Well, "small" is not always related to actual size: Trying to model
/anything/ with rounded-off corners is quite an ambitious project to
start with.
I think Leroy's advice to try modelling it using cylinders for edges,
spheres for corners, and some "fillings" for the faces, is the easiest
to go - though I wouldn't recommend triangles, as they behave badly as
soon as you try to do more sophisticated things with them (like
difference or intersection CSG), and are probably not much easier to
compute than boxes or prisms anyway.
To set up prisms for the sides, just generate them as you would for a
flat 2D variant of the logo, then apply the Shear_Trans() macro from
transforms.inc to effectively rotate (not shear!) and at the same time
stretch it; e.g., if your logo is set up with +X = right, +Y = up and +Z
= camera direction, you could create the "filling" for the right-hand
side as:
#include "transforms.inc"
#declare SideSlope = 0.5;
#declare EdgeRadius = 0.1;
prism {
linear_spline
-EdgeRadius, EdgeRadius,
...
[number of points goes here, followed by desired
X and Y coordinates; don't bother about Z yet]
...
#local NewX = x+SideSlope*z;
#local NewZ = vnormalize(vcross(NewX,y));
translate -x*LogoRight
Shear_Trans(NewX,y,NewZ)
translate x*LogoRight
}
The NewX and NewZ vectors are designed to be perpendicular to each other
and to the Y vector, so the "shearing" transformation is really a
combination of scaling in what once was the X axis (to compensate for
the additional depth) followed by a rotation about the Y axis. The prism
thickness is designed to match edge cylinders of radius "EdgeRadius",
and the NewZ vector is designed to preserve that thickness; "SideSlope"

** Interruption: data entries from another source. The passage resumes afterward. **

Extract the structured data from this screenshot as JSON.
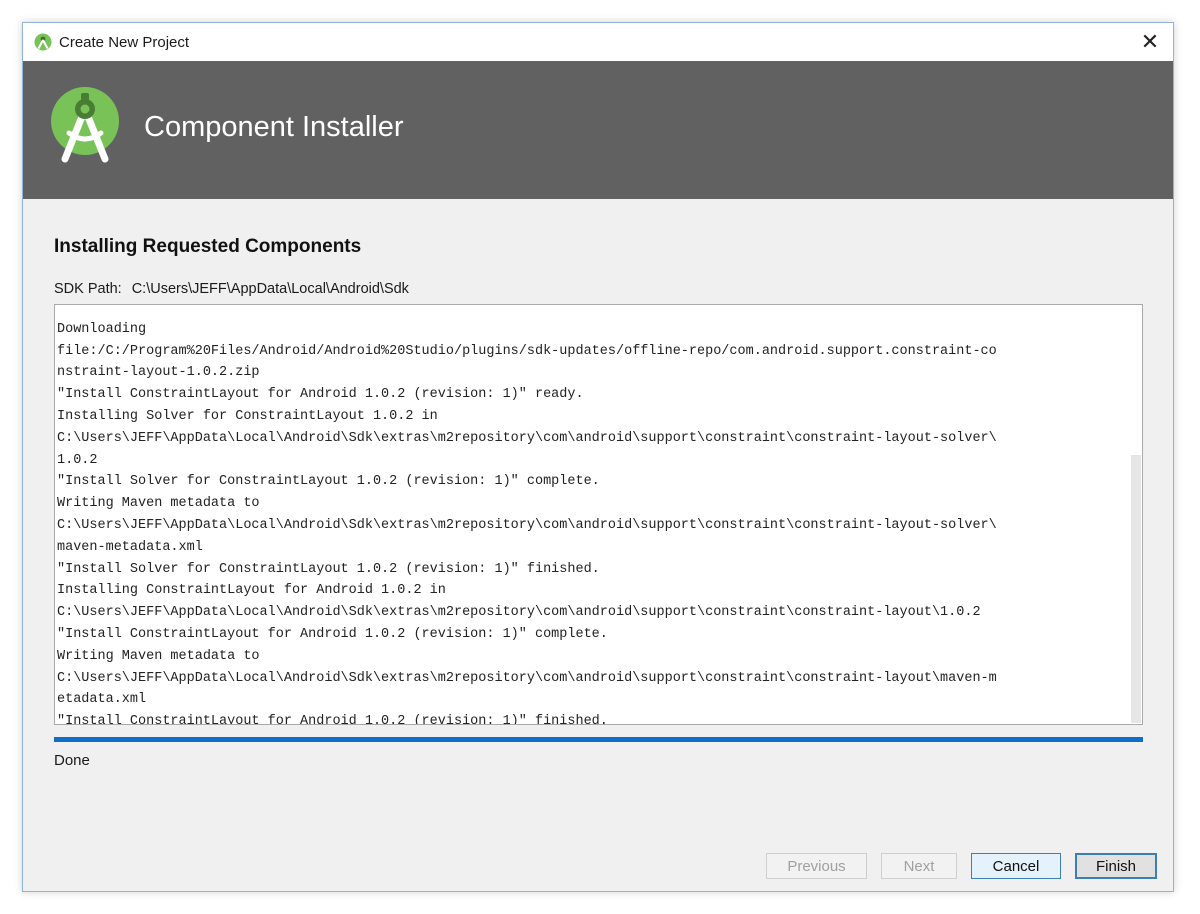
{
  "window": {
    "title": "Create New Project",
    "close_glyph": "✕",
    "icon": "android-studio-icon"
  },
  "banner": {
    "title": "Component Installer",
    "logo": "android-studio-logo",
    "background": "#616161",
    "accent": "#78c257"
  },
  "main": {
    "heading": "Installing Requested Components",
    "sdk_path_label": "SDK Path:",
    "sdk_path_value": "C:\\Users\\JEFF\\AppData\\Local\\Android\\Sdk",
    "log_lines": [
      "",
      "Downloading",
      "file:/C:/Program%20Files/Android/Android%20Studio/plugins/sdk-updates/offline-repo/com.android.support.constraint-co",
      "nstraint-layout-1.0.2.zip",
      "\"Install ConstraintLayout for Android 1.0.2 (revision: 1)\" ready.",
      "Installing Solver for ConstraintLayout 1.0.2 in",
      "C:\\Users\\JEFF\\AppData\\Local\\Android\\Sdk\\extras\\m2repository\\com\\android\\support\\constraint\\constraint-layout-solver\\",
      "1.0.2",
      "\"Install Solver for ConstraintLayout 1.0.2 (revision: 1)\" complete.",
      "Writing Maven metadata to",
      "C:\\Users\\JEFF\\AppData\\Local\\Android\\Sdk\\extras\\m2repository\\com\\android\\support\\constraint\\constraint-layout-solver\\",
      "maven-metadata.xml",
      "\"Install Solver for ConstraintLayout 1.0.2 (revision: 1)\" finished.",
      "Installing ConstraintLayout for Android 1.0.2 in",
      "C:\\Users\\JEFF\\AppData\\Local\\Android\\Sdk\\extras\\m2repository\\com\\android\\support\\constraint\\constraint-layout\\1.0.2",
      "\"Install ConstraintLayout for Android 1.0.2 (revision: 1)\" complete.",
      "Writing Maven metadata to",
      "C:\\Users\\JEFF\\AppData\\Local\\Android\\Sdk\\extras\\m2repository\\com\\android\\support\\constraint\\constraint-layout\\maven-m",
      "etadata.xml",
      "\"Install ConstraintLayout for Android 1.0.2 (revision: 1)\" finished."
    ],
    "progress_percent": 100,
    "progress_color": "#0f6fc6",
    "status": "Done"
  },
  "footer": {
    "previous_label": "Previous",
    "next_label": "Next",
    "cancel_label": "Cancel",
    "finish_label": "Finish"
  }
}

determines how much "depth" the logo will have; in this case, the sides
will be comparatively "flat" (with an angle of about 27 degrees); a
value of 1.0 would give you 45 degrees sides. "LogoRight" would be
whatever point you'd want to keep at Z=0: This might be the edge of the
front face, the centerline of the sides, or the outer edge of the sides,
though I guess using the front face edge would be easiest.
Similarly, the top side would be defined as:
prism {
linear_spline
-EdgeRadius, EdgeRadius,
...
[number of points goes here, followed by desired
X and Y coordinates; don't bother about Z yet]
...
#local NewY = y+SideSlope*z;
#local NewZ = vnormalize(vcross(x,NewY));
translate -y*LogoTop
Shear_Trans(x,NewY,NewZ);
translate y*LogoTop
}
Left and bottom would work likewise, except that you'd use
"-SideSlope*z" instead of "+SideSlope*z".
The front face will not need any transformation I guess, except maybe
translation to the desired Z coordinate.